Maciej Szaleniec1, Victor Baerle1, Tommaso Attuci2, Claudia Andreini2, Johann Heider3 1Jerzy Haber Institute of Catalysis and Surface Chemistry, Polish Academy of Sciences, Niezapominajek 8, 30-239 Krakow, Poland; 2Department of Chemistry, University of Florence, Italy; 3Faculty of Biology, Philipps-Universität Marburg, Marburg, Germany
Abstract
The incorporation of tungsten pterin complexes into the active site of enzymes enormously expands the available repertoire of possible chemical transformations. The central metal facilitates two-electron redox processes due to stable IV and VI oxidation states and acts as a Lewis acid (with its open ligation position), which can directly activate a bound reagent.
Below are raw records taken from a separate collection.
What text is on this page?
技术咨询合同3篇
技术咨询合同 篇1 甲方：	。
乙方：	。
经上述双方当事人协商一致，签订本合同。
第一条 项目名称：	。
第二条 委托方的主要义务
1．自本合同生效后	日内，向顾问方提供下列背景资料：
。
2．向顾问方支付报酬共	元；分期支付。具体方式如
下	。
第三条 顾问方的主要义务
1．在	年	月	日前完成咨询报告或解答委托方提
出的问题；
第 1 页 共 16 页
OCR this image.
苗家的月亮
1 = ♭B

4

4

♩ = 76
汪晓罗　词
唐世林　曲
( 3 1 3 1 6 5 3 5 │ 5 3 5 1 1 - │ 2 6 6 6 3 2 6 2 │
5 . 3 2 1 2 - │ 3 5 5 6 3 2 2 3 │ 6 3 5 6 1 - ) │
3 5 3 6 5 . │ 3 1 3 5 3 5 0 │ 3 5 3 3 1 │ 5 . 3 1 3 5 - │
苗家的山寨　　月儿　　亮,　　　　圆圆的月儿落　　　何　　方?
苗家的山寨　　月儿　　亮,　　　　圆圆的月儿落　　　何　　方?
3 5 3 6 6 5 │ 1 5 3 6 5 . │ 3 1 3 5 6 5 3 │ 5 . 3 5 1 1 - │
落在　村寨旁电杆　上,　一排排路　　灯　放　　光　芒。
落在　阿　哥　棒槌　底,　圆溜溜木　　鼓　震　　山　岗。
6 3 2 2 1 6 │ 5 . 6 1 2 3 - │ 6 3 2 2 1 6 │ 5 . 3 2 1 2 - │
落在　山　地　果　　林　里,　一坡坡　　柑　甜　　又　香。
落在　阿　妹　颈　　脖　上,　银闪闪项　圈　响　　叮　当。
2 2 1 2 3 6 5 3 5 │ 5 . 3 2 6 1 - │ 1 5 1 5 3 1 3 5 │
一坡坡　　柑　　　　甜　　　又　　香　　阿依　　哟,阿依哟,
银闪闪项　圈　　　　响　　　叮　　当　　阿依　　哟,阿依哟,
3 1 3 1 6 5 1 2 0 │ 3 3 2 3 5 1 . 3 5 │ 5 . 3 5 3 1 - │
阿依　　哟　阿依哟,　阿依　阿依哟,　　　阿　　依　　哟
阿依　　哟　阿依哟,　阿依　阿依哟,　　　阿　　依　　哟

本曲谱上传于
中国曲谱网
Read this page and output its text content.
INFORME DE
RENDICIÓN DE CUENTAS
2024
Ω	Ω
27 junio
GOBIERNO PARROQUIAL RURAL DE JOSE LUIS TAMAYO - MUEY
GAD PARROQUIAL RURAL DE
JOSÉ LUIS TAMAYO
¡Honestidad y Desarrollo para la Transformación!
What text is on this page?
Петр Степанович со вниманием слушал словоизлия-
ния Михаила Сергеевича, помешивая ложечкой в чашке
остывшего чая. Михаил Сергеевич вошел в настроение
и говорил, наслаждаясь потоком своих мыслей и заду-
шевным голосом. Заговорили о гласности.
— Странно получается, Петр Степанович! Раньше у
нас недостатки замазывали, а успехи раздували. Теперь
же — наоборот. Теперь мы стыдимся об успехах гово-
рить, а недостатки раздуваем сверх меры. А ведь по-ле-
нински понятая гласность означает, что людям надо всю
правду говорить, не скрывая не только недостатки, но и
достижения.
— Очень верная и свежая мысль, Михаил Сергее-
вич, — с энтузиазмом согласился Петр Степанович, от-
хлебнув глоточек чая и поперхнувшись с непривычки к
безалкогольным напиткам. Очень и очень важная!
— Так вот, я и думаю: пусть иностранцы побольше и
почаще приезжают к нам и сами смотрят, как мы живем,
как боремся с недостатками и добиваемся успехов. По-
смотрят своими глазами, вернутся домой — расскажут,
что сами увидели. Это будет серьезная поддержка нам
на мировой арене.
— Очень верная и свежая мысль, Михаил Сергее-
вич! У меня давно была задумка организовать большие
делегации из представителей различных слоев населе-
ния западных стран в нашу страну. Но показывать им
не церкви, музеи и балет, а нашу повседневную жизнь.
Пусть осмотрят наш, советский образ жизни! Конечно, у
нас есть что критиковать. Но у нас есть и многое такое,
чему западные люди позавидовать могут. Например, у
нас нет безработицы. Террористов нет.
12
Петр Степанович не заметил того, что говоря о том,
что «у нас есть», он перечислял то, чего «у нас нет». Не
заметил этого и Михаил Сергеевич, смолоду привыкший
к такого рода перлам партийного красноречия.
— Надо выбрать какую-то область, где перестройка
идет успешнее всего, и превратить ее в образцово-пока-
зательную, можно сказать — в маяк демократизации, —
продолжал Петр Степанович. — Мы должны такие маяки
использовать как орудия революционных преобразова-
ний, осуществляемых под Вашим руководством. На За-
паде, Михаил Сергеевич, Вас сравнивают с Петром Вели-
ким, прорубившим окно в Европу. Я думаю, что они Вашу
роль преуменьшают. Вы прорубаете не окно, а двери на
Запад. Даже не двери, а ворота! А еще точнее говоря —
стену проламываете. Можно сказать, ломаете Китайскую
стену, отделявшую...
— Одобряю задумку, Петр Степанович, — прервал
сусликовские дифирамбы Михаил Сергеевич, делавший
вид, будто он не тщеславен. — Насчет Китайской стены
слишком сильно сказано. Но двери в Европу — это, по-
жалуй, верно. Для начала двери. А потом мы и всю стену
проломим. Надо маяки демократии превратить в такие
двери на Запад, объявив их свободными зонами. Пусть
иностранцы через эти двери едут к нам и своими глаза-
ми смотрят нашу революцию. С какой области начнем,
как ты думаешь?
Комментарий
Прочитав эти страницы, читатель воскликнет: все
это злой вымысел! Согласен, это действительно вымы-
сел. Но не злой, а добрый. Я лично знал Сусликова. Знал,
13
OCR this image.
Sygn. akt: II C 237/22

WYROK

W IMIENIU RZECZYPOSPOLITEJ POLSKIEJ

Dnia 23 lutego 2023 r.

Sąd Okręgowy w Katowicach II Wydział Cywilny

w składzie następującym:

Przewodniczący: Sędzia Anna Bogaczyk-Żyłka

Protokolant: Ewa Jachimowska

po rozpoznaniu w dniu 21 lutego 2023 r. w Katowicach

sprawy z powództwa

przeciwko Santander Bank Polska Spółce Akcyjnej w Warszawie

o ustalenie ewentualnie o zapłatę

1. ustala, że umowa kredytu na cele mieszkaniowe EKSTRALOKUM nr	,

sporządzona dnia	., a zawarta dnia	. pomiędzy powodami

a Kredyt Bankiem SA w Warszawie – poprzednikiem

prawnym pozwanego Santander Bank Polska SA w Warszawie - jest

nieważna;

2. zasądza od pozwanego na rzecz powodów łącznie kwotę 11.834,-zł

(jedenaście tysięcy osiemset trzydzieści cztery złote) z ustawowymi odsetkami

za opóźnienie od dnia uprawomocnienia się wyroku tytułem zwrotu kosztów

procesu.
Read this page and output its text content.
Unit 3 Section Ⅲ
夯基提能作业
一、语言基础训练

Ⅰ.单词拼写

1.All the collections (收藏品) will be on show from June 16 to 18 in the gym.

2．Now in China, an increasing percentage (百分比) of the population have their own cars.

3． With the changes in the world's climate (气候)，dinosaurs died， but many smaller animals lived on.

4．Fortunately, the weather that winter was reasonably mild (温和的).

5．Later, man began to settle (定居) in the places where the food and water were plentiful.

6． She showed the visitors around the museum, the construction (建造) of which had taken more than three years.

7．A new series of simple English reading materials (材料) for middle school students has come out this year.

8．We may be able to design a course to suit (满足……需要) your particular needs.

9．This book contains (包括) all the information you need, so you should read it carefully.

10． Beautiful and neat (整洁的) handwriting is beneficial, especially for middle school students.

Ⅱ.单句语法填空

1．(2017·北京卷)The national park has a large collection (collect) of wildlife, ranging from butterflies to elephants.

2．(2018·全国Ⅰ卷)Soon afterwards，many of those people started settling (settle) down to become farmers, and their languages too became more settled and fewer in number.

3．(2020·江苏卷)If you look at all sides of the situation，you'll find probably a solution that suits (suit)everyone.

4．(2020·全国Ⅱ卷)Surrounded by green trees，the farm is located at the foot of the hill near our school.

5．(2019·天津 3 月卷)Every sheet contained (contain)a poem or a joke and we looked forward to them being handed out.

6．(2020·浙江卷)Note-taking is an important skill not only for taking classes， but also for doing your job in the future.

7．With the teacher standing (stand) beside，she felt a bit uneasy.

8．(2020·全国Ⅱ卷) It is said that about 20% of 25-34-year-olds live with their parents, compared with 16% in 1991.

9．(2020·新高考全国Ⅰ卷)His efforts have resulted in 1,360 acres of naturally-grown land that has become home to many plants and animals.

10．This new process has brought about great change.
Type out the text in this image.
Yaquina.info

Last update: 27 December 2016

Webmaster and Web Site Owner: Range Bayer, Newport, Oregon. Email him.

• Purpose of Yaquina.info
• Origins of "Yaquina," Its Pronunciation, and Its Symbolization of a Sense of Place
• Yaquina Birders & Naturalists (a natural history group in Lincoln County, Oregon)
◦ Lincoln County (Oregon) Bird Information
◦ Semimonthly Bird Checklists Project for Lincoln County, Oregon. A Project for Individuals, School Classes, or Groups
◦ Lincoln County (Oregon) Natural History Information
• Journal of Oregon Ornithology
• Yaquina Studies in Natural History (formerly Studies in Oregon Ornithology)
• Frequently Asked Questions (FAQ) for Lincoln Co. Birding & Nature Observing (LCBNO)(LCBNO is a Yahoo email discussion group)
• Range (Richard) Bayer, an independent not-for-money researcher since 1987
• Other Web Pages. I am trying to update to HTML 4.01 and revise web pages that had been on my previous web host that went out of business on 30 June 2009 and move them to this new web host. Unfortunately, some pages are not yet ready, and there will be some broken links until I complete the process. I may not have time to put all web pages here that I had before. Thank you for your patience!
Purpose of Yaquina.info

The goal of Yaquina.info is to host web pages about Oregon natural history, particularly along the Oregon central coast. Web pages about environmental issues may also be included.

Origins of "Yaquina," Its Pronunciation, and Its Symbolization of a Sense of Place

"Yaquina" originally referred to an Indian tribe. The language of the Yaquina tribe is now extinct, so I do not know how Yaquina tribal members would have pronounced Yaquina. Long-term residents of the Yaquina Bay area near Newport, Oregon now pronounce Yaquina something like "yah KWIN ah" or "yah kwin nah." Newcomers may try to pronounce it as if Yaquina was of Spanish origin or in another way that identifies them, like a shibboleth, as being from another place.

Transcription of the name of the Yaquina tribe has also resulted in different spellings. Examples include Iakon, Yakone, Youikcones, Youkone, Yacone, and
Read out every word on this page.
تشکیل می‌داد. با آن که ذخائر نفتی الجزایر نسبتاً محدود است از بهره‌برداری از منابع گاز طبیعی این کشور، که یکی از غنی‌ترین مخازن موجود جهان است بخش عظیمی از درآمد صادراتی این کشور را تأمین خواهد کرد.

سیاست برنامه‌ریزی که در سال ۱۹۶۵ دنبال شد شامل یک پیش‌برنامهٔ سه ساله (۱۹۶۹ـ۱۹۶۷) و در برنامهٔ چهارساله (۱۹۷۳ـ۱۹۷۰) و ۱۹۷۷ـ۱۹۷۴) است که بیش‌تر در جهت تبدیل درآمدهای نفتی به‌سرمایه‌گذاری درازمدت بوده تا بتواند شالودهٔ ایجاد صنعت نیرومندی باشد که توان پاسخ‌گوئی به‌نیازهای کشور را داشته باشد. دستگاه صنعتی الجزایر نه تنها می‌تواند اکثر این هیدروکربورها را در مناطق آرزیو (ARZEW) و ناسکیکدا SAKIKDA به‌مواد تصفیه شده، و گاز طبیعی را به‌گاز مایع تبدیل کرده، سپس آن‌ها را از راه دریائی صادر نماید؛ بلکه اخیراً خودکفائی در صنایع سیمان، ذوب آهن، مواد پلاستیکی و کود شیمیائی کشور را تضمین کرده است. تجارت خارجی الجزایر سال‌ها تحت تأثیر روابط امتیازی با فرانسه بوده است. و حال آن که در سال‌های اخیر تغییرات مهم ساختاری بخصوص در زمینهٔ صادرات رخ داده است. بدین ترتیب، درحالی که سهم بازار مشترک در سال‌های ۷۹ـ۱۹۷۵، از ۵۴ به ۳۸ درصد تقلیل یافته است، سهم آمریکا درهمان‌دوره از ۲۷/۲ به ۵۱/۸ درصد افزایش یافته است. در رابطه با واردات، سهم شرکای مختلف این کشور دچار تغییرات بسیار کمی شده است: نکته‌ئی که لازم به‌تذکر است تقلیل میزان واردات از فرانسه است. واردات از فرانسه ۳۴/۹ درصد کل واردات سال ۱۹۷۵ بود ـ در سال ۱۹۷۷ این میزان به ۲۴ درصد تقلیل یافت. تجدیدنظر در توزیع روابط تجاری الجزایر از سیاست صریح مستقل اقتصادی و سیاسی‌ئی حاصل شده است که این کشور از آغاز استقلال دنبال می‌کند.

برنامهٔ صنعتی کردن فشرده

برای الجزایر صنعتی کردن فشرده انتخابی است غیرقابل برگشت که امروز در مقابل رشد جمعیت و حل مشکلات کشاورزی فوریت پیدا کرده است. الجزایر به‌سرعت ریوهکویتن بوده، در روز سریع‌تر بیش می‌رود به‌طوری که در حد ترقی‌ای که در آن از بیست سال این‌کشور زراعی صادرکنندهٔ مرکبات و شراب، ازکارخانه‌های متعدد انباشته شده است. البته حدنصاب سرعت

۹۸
Meanwhile, the other ligands of the W ions participate in the reactions by (i) providing additional means to activate recalcitrant bonds (e.g. in homo or heterolytic C-H cleavage), (ii) enabling hydroxylations without molecular oxygen (by O transfer to activated intermediates), (iii) introducing strong acid/base catalysis (accepting protons or enabling proton transfer electron transfer processes), (iv) tuning the W redox potentials by varying their positions, or (v) even participate directly in the redox processes by providing a reservoir for additional electrons. Moreover, many W-enzymes contain additional redox-active cofactors assembling into “nanowire” structures, which connect the W-cofactors with other active sites within the enzyme. As a result, many chemically highly challenging reactions are catalysed by W-enzymes, such as direct reduction of aromatic rings, reduction of CO2 to formate or of non-activated carboxylic acids to aldehydes, hydroxylation of alkylaromatic or heterocyclic compounds, hydration of acetylene to acetaldehyde, or oxidation of molecular hydrogen. In the presentation, we will show our recent results on parametrization of the AMBER force field for the tungsten cofactor, as well as highlight several challenges that make this process difficult. Furthermore, we will present our latest results on QM-modelling of the reaction pathway for aldehyde oxidoreductase from Aromatoleum aromaticum, that not only is able to oxidise aldehydes but also molecular hydrogen. We will highlight the problem with establishing the oxidation state and the coordination mode of the heavy metal by structural techniques, as well as the oxidation states of the metallopterin cofactor. We will also present our working hypothesis on the activation of molecular hydrogen by the W-cofactor.
Acknowledgement
The authors acknowledge the partial financial support of the Polish National Science Centre (OPUS26 2023/51/B/ST4/01224) and the European Union’s HORIZON-EIC-2023- PATHFINDEROPEN-01 under grant agreement No 101129798, European Innovation Council Pathfinder project W-BioCat, as well as financial support of high-performance computing infrastructure PL-Grid (HPC Centers: ACK Cyfronet AGH, grants PLG/2021/014761, PLG/2023/016443, PLG/2024/017327, and PLG/2025/018449).